HOCLM  0.67  Mild Clinical Hypothyroidism
Would you like to SAVE this visit?  * Y

In the above excerpt we show how initiative is again taken by the system, which prompts (through the model) for additional findings. The above example shows how after entry of a few symptoms, the system concludes that the patient also has mild clinical hypothyroidism with a reasonable high weight. To conclude, the QUIT command is used which asks whether the case ought to be saved or not.

The above illustrates one possible sequence of data entry and reasoning, emphasizing user initiative through the command language.
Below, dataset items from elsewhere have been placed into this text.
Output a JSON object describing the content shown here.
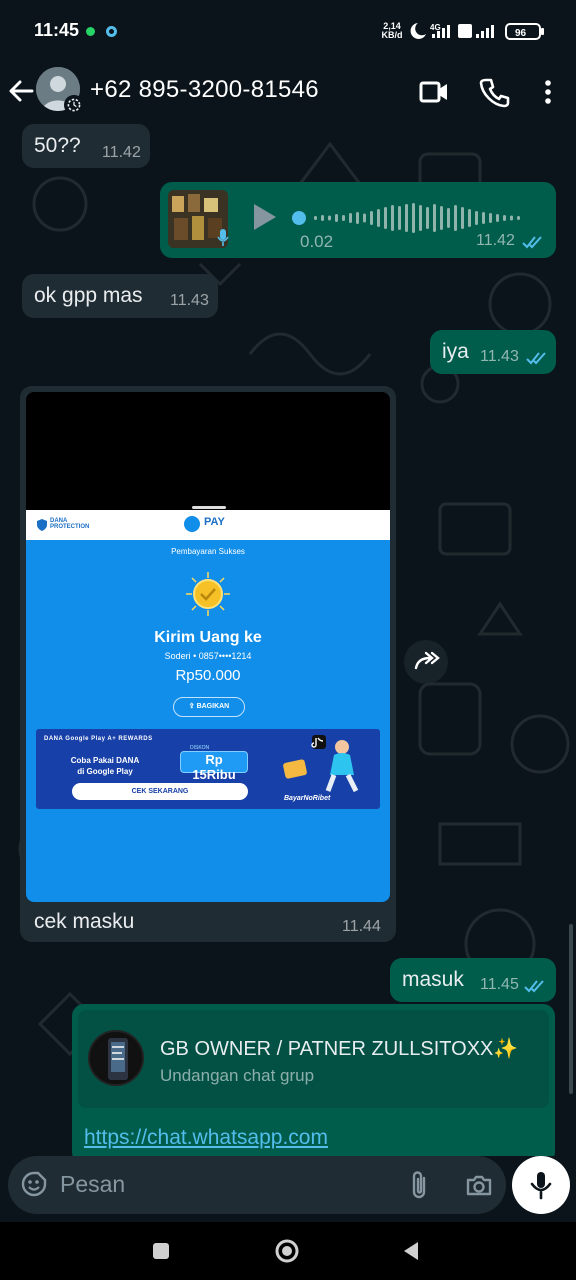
{
  "status_bar": {
    "time": "11:45",
    "net_speed": "2,14",
    "net_unit": "KB/d",
    "network": "4G",
    "battery": "96"
  },
  "header": {
    "contact": "+62 895-3200-81546"
  },
  "messages": [
    {
      "text": "50??",
      "time": "11.42"
    },
    {
      "voice_duration": "0.02",
      "time": "11.42"
    },
    {
      "text": "ok gpp mas",
      "time": "11.43"
    },
    {
      "text": "iya",
      "time": "11.43"
    },
    {
      "caption": "cek masku",
      "time": "11.44"
    },
    {
      "text": "masuk",
      "time": "11.45"
    }
  ],
  "receipt": {
    "protection_line1": "DANA",
    "protection_line2": "PROTECTION",
    "app": "PAY",
    "status": "Pembayaran Sukses",
    "title": "Kirim Uang ke",
    "recipient": "Soderi • 0857••••1214",
    "amount": "Rp50.000",
    "share_label": "BAGIKAN",
    "banner_brands": "DANA     Google Play     A+ REWARDS",
    "banner_line1": "Coba Pakai DANA",
    "banner_line2": "di Google Play",
    "banner_discount_label": "DISKON",
    "banner_discount": "Rp 15Ribu",
    "banner_cta": "CEK SEKARANG",
    "banner_tag": "BayarNoRibet"
  },
  "invite": {
    "group_name": "GB OWNER / PATNER ZULLSITOXX✨",
    "subtitle": "Undangan chat grup",
    "link": "https://chat.whatsapp.com"
  },
  "composer": {
    "placeholder": "Pesan"
  },
  "colors": {
    "background": "#0b141a",
    "incoming": "#202c33",
    "outgoing": "#005c4b",
    "read_ticks": "#53bdeb"
  }
}
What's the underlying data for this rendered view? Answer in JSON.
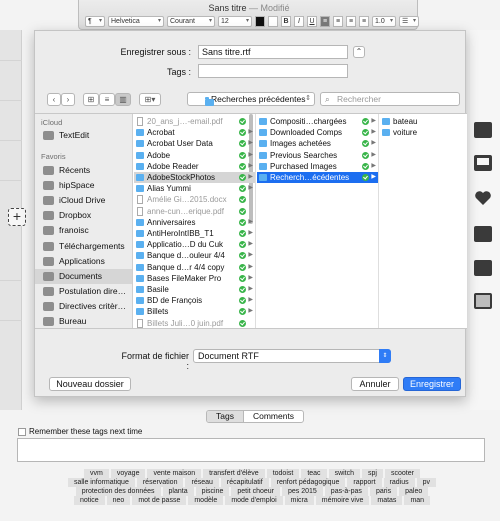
{
  "window": {
    "title": "Sans titre",
    "modified": " — Modifié"
  },
  "format_bar": {
    "paragraph_style": "¶",
    "font_family": "Helvetica",
    "font_style": "Courant",
    "font_size": "12",
    "bold": "B",
    "italic": "I",
    "underline": "U",
    "line_spacing": "1.0"
  },
  "dialog": {
    "save_as_label": "Enregistrer sous :",
    "save_as_value": "Sans titre.rtf",
    "tags_label": "Tags :",
    "tags_value": "",
    "location": "Recherches précédentes",
    "search_placeholder": "Rechercher",
    "format_label": "Format de fichier :",
    "format_value": "Document RTF",
    "new_folder": "Nouveau dossier",
    "cancel": "Annuler",
    "save": "Enregistrer"
  },
  "sidebar": {
    "icloud_header": "iCloud",
    "icloud_items": [
      "TextEdit"
    ],
    "favorites_header": "Favoris",
    "favorites": [
      "Récents",
      "hipSpace",
      "iCloud Drive",
      "Dropbox",
      "franoisc",
      "Téléchargements",
      "Applications",
      "Documents",
      "Postulation dire…",
      "Directives critèr…",
      "Bureau"
    ]
  },
  "column1": [
    {
      "name": "20_ans_j…-email.pdf",
      "kind": "doc",
      "dim": true
    },
    {
      "name": "Acrobat",
      "kind": "folder"
    },
    {
      "name": "Acrobat User Data",
      "kind": "folder"
    },
    {
      "name": "Adobe",
      "kind": "folder"
    },
    {
      "name": "Adobe Reader",
      "kind": "folder"
    },
    {
      "name": "AdobeStockPhotos",
      "kind": "folder",
      "hl": true
    },
    {
      "name": "Alias Yummi",
      "kind": "folder"
    },
    {
      "name": "Amélie Gi…2015.docx",
      "kind": "doc",
      "dim": true
    },
    {
      "name": "anne-cun…erique.pdf",
      "kind": "doc",
      "dim": true
    },
    {
      "name": "Anniversaires",
      "kind": "folder"
    },
    {
      "name": "AntiHeroIntIBB_T1",
      "kind": "folder"
    },
    {
      "name": "Applicatio…D du Cuk",
      "kind": "folder"
    },
    {
      "name": "Banque d…ouleur 4/4",
      "kind": "folder"
    },
    {
      "name": "Banque d…r 4/4 copy",
      "kind": "folder"
    },
    {
      "name": "Bases FileMaker Pro",
      "kind": "folder"
    },
    {
      "name": "Basile",
      "kind": "folder"
    },
    {
      "name": "BD de François",
      "kind": "folder"
    },
    {
      "name": "Billets",
      "kind": "folder"
    },
    {
      "name": "Billets Juli…0 juin.pdf",
      "kind": "doc",
      "dim": true
    }
  ],
  "column2": [
    {
      "name": "Compositi…chargées",
      "kind": "folder"
    },
    {
      "name": "Downloaded Comps",
      "kind": "folder"
    },
    {
      "name": "Images achetées",
      "kind": "folder"
    },
    {
      "name": "Previous Searches",
      "kind": "folder"
    },
    {
      "name": "Purchased Images",
      "kind": "folder"
    },
    {
      "name": "Recherch…écédentes",
      "kind": "folder",
      "active": true
    }
  ],
  "column3": [
    {
      "name": "bateau",
      "kind": "folder"
    },
    {
      "name": "voiture",
      "kind": "folder"
    }
  ],
  "tags_panel": {
    "tab_tags": "Tags",
    "tab_comments": "Comments",
    "remember": "Remember these tags next time",
    "cloud_rows": [
      [
        "vvm",
        "voyage",
        "vente maison",
        "transfert d'élève",
        "todoist",
        "teac",
        "switch",
        "spj",
        "scooter"
      ],
      [
        "salle informatique",
        "réservation",
        "réseau",
        "récapitulatif",
        "renfort pédagogique",
        "rapport",
        "radius",
        "pv"
      ],
      [
        "protection des données",
        "planta",
        "piscine",
        "petit choeur",
        "pes 2015",
        "pas-à-pas",
        "paris",
        "paleo"
      ],
      [
        "notice",
        "neo",
        "mot de passe",
        "modèle",
        "mode d'emploi",
        "micra",
        "mémoire vive",
        "matas",
        "man"
      ]
    ]
  }
}
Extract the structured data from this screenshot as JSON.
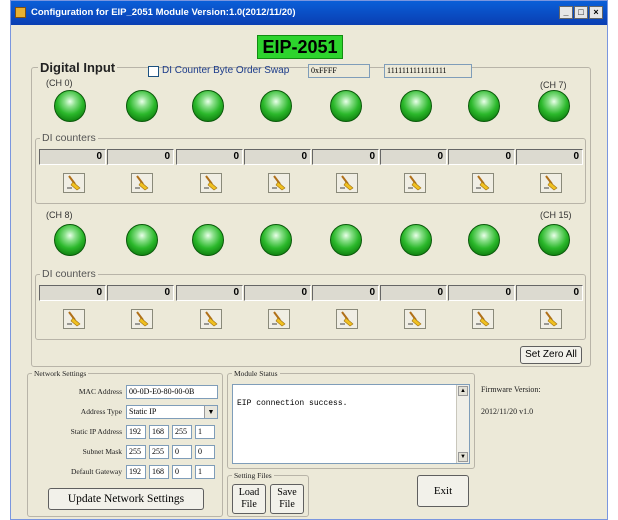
{
  "window": {
    "title": "Configuration for EIP_2051 Module Version:1.0(2012/11/20)",
    "controls": [
      "_",
      "□",
      "×"
    ]
  },
  "header": {
    "model": "EIP-2051",
    "color": "#2dd42d"
  },
  "digital_input": {
    "title": "Digital Input",
    "swap_label": "DI Counter Byte Order Swap",
    "swap_checked": false,
    "hex_value": "0xFFFF",
    "binary_value": "1111111111111111",
    "row1": {
      "first": "(CH 0)",
      "last": "(CH 7)"
    },
    "row2": {
      "first": "(CH 8)",
      "last": "(CH 15)"
    },
    "counters_label": "DI counters",
    "counters_row1": [
      "0",
      "0",
      "0",
      "0",
      "0",
      "0",
      "0",
      "0"
    ],
    "counters_row2": [
      "0",
      "0",
      "0",
      "0",
      "0",
      "0",
      "0",
      "0"
    ],
    "led_state": "on",
    "led_color": "#2bb82b",
    "clear_icon": "broom-icon",
    "set_zero_all_label": "Set Zero All"
  },
  "network": {
    "title": "Network Settings",
    "mac_label": "MAC Address",
    "mac_value": "00-0D-E0-80-00-0B",
    "address_type_label": "Address Type",
    "address_type_value": "Static IP",
    "ip_label": "Static IP Address",
    "ip": [
      "192",
      "168",
      "255",
      "1"
    ],
    "mask_label": "Subnet Mask",
    "mask": [
      "255",
      "255",
      "0",
      "0"
    ],
    "gateway_label": "Default Gateway",
    "gateway": [
      "192",
      "168",
      "0",
      "1"
    ],
    "update_label": "Update Network Settings"
  },
  "module_status": {
    "title": "Module Status",
    "message": "EIP connection success."
  },
  "setting_files": {
    "title": "Setting Files",
    "load_line1": "Load",
    "load_line2": "File",
    "save_line1": "Save",
    "save_line2": "File"
  },
  "firmware": {
    "label": "Firmware Version:",
    "value": "2012/11/20 v1.0"
  },
  "exit_label": "Exit"
}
If no initial findings are entered, and commands not used, the system will automatically prompt for information under the guidance of the model.


HYPO  Hypothyroidism

Direct confidence weight:      0.950 set by HH-Rule Table 7:

Y Decreased Free Thyroxine [DFTHX, O.9 : 1]
Y --> Hypothyroidism [HYPO, 0.95]

Final weight:                            0.950

Weights implied by the taxonomy-causal model:
   Forward (from predecessors) positive: 0.000
   Forward (from predecessors) negative: 0.000
   Inverse (from successors):            0.000

Evidence for this hypothesis can be found in:
   1 Associative rules directly
   0 Associative rules implied by the taxonomy


THD     Thyroid Dysfunction
Final weight:                            0.950

Weights implied by the taxonomy/causal model:
   Forward (from predecessors) positive: 0.001
   Forward (from predecessors) negative: 0.000
   Inverse (from successors):            0.950

Evidence for this hypothesis can be found In:
   0 Associative rules directly
   4 Associative rules implied by the taxonomy

The excerpt above illustrates one additional important capability of EXPERT-- the explanation of how a particular hypothesis is supported by the decision rules and beliefs in other hypotheses in the disease model. This is accomplished by using the HYPOTHESIS command (abbreviated HYPO), followed by the mnemonic for the hypothesis to be explained.

The example shows that hypothyroidism was confirmed by an H-H rule from the already confirmed hypothesis of an elevated free thyroxine, and had no further weight derived from the taxonomy or causal model. in contrast, the hypothesis of thyroid dysfunction was inferred solely through the taxonomy, since it is a predecessor of hypothyroidism. Being the sole predecessor in this case results in the propagation of an inverse weight of confidence equal to that of its confirmed successor hypothesis.

Physician Diagnosis

Consultation Diagnosis: RA MCTD SLE PSS PM PR TOTALS
RA 42 0 0 0 0 0 42
MCTD 0 29 1 0 0 0 30
SLE 0 0 17 0 0 0 17
PSS 0 0 0 23 0 1 24
PM 0 1 0 0 5 4 10
PR 0 1 0 0 0 15 16
TOTALS 42 31 18 23 5 20 139
% Correctly Diagnosed by Model 100% 94% 94% 100% 100% 75% 94%
RA - Rheumatoid Arthritis
MCTD - Mixed Connective Tissue Disease
SLE - Systemic Lupus Erythematosus
PSS - Progressive Systemic Sclerosis
PM - Polymyositis
PR - Primary Raynaud's

Table 2.  Performance of an EXPERT/Rheumatology Consultation Model

Application of EXPERT in Rheumatology and Neuro-Ophthalmology

The work in rheumatology was begun as a collaboration with Dr. Gordon Sharp and his research group at the University of Missouri at Columbia. The work was suggested and facilitated from its inception by Dr. Donald Lindberg, who heads the National Health Care Technology Center at the University of Missouri. The rheumatology group has used the EXPERT representation to develop a preliminary model of seven major rheumatological entities, including rheumatoid arthritis, mixed connective tissue disease and systemic lupus erythematosus.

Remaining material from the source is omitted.